The blind running from the blind, if you will.

I’m fascinated when I see this, and I do see this almost every day when I am plying my trade. So much of what is “known” about medicine isn’t really known at all but “felt”. I constantly run up against an unshakeable belief that is often expressed in a statement that begins “well, I would think that [you] would…” Indeed, I heard this from both folks telling me what was transpiring. I’m fascinated and exasperated in equal parts when I am on the listening end of this equation because of how completely this unshakeable belief nullifies the otherwise logical power of observable, measurable fact.

If I step back and think a little more deeply about this phenomenon I am also terrified that I, too, may harbor similarly unshakeable beliefs that blind me to the truths of a fact-based reality. This weekend brought a gathering of true experts in a particular field of my day job, one I was quite flattered to attend. There were a couple of points that I’m just convinced my colleagues got wrong, points of view it looks like I shared only with myself. Am I right?

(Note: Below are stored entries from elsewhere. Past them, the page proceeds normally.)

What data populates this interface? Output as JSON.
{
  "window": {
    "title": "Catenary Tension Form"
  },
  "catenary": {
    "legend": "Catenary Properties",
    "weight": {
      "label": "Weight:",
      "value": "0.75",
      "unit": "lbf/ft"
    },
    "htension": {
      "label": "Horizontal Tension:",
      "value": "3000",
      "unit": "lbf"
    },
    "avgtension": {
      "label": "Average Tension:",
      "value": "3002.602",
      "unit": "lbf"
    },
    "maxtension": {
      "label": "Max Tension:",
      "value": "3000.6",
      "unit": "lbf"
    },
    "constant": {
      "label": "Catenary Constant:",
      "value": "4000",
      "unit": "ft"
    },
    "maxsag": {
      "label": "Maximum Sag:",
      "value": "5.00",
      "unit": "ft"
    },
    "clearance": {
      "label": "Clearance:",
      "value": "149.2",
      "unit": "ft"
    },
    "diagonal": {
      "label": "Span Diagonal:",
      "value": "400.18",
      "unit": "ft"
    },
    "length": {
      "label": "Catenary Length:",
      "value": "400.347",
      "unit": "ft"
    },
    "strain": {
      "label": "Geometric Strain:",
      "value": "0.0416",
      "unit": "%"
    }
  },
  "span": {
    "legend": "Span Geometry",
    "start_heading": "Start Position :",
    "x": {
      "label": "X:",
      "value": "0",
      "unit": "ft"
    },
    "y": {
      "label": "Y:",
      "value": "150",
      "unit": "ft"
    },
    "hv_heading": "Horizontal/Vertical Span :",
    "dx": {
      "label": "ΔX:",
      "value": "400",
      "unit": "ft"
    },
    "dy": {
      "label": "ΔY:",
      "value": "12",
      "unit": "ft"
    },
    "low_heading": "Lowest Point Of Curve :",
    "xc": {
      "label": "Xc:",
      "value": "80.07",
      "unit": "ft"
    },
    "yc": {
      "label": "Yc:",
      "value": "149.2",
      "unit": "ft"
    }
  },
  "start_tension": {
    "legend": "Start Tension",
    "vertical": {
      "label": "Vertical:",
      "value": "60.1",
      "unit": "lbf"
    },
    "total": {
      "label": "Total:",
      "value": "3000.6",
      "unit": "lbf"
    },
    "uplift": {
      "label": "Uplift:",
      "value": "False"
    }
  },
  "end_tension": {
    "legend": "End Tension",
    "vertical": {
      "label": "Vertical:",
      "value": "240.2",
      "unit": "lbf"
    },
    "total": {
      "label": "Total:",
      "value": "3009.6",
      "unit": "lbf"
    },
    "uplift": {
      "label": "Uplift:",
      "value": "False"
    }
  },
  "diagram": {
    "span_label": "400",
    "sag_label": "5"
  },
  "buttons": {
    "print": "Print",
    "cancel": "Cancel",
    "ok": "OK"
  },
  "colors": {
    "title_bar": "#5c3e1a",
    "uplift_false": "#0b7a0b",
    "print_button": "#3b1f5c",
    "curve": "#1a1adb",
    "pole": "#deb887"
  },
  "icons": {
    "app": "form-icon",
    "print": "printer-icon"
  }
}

Is my insight so keen, my ability to analyze the data presented so much better, my advice so advanced that I am just a full step ahead of the rest of the group? Or is it rather that I am clinging to a point of view supported only by the virtual facts created by beliefs I am unable or unwilling to walk away from? The simple awareness that this may, indeed, be the case does place me in a better position than either of my conversational partners as far as ultimately being right, but is that enough?

Blinders of not, I guess we’ll see, eh?